Substitute $0.15\text{kg}$ for $m$ , $0\text{m}/\text{s}$ for $v_{\text{fx}}$, $-20\text{m}/\text{s}$ for $v_{\text{ix}}$ , $15\text{m}/\text{s}$ for $v_{\text{fy}}$ and $0\text{m}/\text{s}$ for $v_{\text{fy}}$ in equation (II) to get $\theta$.
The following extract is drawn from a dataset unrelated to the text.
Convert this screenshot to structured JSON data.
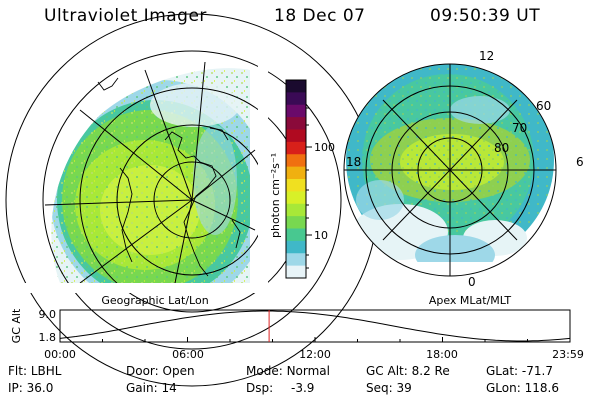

$\begin{array}{c}\theta ={\tan }^{-1}\left(\frac{\left(15\text{m}/\text{s}-0\text{m}/\text{s}\right)}{\left(0\text{m}/\text{s}\right)-\left(-20\text{m}/\text{s}\right)}\right)\\ =37°\end{array}$

Therefore, the magnitude of momentum of baseball is $3.8\text{kg}\cdot \text{m}/\text{s}$ and it directed $37°$ above the horizontal direction opposite ${\overrightarrow{v}}_{\text{i}}$.

(b)

To determine

The average force of the bat on the ball.

Answer to Problem 16P

The average force of the bat on the ball is $75\text{N}$ in the same direction as $\Delta \overrightarrow{p}$.

Explanation of Solution

Write the expression for the average force of the bat on the ball.

$F_{\text{av}}=\frac{\Delta p}{\Delta t}$

Here, $F_{\text{av}}$ is the average force of the bat on the ball, $\Delta p$ is the momentum change

Conclusion:

Substitute $3.75\text{kg}\text{m}/\text{s}$ for $\Delta p$ and $50\text{ms}$ for $\Delta t$ in above equation to get $F_{\text{av}}$.

$\begin{array}{c}{F}_{\text{av}}=\frac{3.75\text{kg}\text{m}/\text{s}}{50\text{ms}\times \frac{{10}^{-3}\text{s}}{1\text{ms}}}\\ =75\text{N}\end{array}$

Therefore, the average force of the bat on the ball is $75\text{N}$ in the same direction as $\Delta \overrightarrow{p}$.